Saturday, October 18, 2008

Inside my head

3 o clock on Friday, 10th October found me enjoying a heavenly Ferrero Rocher milkshake with a few friends at Tinseltown. Fast-forward one week, and 3 o clock on Friday, 17th October found me cautiously dipping my rubber-gloved hands into a formaldehyde solution in order to fish out a brain. That's right- a real, human brain. My first thoughts as I lifted it out were, 'this is kinda heavy,' rapidly followed by, 'I'm sure my brain is not that big!'

This was my first physiology practical of the term. Luckily, my enthusiasm was not curbed by the awful smell of the formaldehyde solution or the fact that we were surrounded by cadavers. Oblivious to all around us, my group and I spent a truly fascinating hour examining one and a half brains and identifying the various parts we had been taught about. At one point, the tutor came over and, using what looked like a knitting needle, showed us the nerve that would control tongue-waggling. I think that is when I suddenly realised that I was actually looking at a replica of the contents of my own head. As I opened my mouth to speak, my own tongue-waggling nerve would be stimulated, enabling me to pronounce words clearly. It was a strange thought... maybe a bit too strange for my brain to handle.

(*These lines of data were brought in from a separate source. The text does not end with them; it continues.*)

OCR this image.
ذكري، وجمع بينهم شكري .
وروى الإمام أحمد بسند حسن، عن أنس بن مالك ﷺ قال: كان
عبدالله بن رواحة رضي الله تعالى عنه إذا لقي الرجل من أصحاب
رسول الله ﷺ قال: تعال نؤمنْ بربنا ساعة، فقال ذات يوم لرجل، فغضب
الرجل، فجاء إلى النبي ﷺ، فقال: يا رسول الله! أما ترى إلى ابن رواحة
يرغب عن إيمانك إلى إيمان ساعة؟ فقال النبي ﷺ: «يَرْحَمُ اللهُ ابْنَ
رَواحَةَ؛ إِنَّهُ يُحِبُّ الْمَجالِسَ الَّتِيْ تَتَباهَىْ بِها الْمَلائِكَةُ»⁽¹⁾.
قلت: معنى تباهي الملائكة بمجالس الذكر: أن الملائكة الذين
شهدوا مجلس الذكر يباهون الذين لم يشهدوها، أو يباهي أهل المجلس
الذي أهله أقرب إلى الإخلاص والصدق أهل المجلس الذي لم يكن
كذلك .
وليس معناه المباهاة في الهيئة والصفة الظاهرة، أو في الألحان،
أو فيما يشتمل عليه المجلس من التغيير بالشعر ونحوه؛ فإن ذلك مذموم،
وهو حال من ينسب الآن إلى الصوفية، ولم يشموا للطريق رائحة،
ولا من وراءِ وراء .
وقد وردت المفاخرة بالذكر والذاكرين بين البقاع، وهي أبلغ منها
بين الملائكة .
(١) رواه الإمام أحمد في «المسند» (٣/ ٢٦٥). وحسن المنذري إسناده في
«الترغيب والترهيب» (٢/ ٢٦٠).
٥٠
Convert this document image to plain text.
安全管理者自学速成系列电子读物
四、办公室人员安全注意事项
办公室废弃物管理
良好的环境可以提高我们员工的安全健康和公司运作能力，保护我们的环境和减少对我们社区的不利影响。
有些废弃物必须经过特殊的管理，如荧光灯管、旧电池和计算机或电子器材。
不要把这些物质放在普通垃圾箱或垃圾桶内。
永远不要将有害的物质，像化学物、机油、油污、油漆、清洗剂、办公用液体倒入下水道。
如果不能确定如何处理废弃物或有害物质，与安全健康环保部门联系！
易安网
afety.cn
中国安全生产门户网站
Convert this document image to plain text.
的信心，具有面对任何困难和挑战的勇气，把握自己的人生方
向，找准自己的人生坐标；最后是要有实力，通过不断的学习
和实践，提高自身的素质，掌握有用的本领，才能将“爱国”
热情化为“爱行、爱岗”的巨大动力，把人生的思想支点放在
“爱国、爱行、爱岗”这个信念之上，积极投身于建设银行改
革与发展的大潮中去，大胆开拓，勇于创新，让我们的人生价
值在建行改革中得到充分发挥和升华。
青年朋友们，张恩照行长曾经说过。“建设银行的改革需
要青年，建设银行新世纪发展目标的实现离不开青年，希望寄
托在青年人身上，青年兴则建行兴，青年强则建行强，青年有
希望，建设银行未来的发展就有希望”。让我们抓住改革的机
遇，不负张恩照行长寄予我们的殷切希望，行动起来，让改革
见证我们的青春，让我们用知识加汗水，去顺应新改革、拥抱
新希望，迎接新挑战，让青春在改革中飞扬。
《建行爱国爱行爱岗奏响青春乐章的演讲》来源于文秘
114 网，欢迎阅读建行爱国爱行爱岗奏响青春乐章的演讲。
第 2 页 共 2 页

Saturday, October 11, 2008

Bus talk

Although commuters on buses and tubes usually maintain the 'stiff upper lip' image, every now and again someone will breach the rules of public transport and start a conversation. This often causes shock waves amongst fellow passengers but I find that it acts like a refreshing breeze in a somewhat suffocating atmosphere. It's sometimes nice to know that you are travelling with fellow human beings and not robotic clones.

For example, on the bus last Monday, I sat down next to a woman who was reading the paper. After a while, she neatly folded it away, turned to me and actually began speaking to me. It turned out that she had been invited to a Muslim wedding function, but didn't know what to wear. I helped her out as best I could, answering her questions about all the different customs and traditions she was unfamiliar with. As I got off the bus, she thanked me for the advice, and I walked away with a smile on my face.

Later in the week, I was on the bus with a friend and we began talking about the month of fasting, Ramadhan. A young lady sitting near us suddenly turned to us and began asking about Ramadhan and how we coped with not eating all day. The conversation soon turned philosophical, and we ended up discussing whether prayers work equally well if they are said in a place of worship or at home. At the end of the journey, I think we all felt a little better for having reached across the huge divide that seems to separate people nowadays to build a little bridge of acknowledgement of other lives.